Result: SE = 0.0158, MOE = ±3.10%

With a sample proportion of 0.52 from n = 1,000, the standard error is 0.0158. At 95% confidence (z* = 1.96), the margin of error is ±3.1%. The true proportion is likely between 48.9% and 55.1%. The FPC is not applied because no population size was specified.

Tips & Best Practices

  • Sampling error is ONLY about random variability from sampling. It does NOT include bias, non-response, or measurement error.
  • SE halves when you quadruple n. Doubling precision requires 4× the sample size — an important cost consideration.
  • Finite population correction is negligible when n < 5% of N. It matters for small populations or large sampling fractions.
  • For proportions, SE is maximized at p = 0.5 (maximum uncertainty) and minimized near p = 0 or p = 1.
  • In practice, total survey error (including non-sampling errors) is usually much larger than sampling error alone.
  • Always report the sampling error or margin of error alongside your point estimate.

Anatomy of Sampling Error

Sampling error arises because a sample is only a subset of the population. Different random samples yield different statistics: different proportions, means, and variances. The standard error quantifies the typical size of this variation. Larger samples capture more of the population's diversity and produce more stable estimates.
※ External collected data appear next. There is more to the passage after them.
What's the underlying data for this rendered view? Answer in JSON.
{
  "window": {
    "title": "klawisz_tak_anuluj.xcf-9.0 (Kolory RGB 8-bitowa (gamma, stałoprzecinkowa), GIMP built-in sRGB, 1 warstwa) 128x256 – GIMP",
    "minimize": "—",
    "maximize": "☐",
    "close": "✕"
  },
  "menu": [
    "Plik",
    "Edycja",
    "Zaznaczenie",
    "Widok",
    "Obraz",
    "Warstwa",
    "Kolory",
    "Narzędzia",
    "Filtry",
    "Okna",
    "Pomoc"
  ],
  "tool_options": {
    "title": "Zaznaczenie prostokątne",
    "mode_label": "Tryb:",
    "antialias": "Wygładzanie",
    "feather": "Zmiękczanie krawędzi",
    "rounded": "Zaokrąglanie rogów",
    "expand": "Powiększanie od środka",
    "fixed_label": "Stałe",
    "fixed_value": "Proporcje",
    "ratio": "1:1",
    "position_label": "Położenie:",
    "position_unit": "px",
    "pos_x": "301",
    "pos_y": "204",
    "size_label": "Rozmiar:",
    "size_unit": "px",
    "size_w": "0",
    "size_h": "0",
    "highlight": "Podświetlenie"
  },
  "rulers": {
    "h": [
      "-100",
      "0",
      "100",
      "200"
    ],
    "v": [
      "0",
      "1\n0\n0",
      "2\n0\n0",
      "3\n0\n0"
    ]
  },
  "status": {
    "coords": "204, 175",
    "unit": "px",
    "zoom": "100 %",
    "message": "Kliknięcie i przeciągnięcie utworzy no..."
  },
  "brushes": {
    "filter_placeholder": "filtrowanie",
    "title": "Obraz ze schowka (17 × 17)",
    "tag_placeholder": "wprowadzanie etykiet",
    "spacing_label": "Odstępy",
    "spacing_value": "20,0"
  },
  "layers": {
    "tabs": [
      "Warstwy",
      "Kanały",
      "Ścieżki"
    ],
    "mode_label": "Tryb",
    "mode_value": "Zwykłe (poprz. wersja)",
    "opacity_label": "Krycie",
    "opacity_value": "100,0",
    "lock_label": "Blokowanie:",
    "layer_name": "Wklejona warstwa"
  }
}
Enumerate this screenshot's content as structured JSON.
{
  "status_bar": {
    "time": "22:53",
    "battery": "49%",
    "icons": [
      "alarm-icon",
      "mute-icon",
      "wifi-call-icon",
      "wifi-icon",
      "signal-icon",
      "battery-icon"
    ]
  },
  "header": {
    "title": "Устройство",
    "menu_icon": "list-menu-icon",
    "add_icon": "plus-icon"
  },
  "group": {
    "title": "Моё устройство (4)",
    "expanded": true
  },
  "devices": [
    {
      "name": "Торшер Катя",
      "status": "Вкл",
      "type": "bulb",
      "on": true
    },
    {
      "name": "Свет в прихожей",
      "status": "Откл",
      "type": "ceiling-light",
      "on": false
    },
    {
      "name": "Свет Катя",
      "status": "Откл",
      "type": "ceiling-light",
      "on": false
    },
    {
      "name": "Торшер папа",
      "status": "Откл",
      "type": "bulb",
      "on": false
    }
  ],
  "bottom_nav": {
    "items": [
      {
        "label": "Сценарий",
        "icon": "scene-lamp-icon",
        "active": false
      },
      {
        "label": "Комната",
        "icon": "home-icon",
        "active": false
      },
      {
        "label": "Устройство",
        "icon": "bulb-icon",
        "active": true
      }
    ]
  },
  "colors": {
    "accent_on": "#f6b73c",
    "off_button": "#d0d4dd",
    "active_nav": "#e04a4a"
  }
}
Sampling Error vs Total Survey Error

The total error framework in survey methodology identifies: coverage error (who can be sampled), sampling error (who is sampled), non-response error (who responds), and measurement error (accuracy of responses). Sampling error is often the smallest contributor. Media reports of "margin of error" actually refer only to sampling error, understating true uncertainty.

Practical Sample Size Planning

When planning a study, work backward from the desired precision: choose your acceptable margin of error, set the confidence level, estimate the population variability, and solve for n. Add 10-20% for expected non-response. The diminishing returns of larger samples mean there's usually a practical maximum beyond which additional data isn't cost-effective.

Sources & Methodology

Last updated:

Frequently Asked Questions

  • Sampling error is the natural variability from using a sample instead of a census. Non-sampling errors include measurement error, non-response bias, coverage error, and processing mistakes. Sampling error decreases with larger samples; non-sampling errors may not.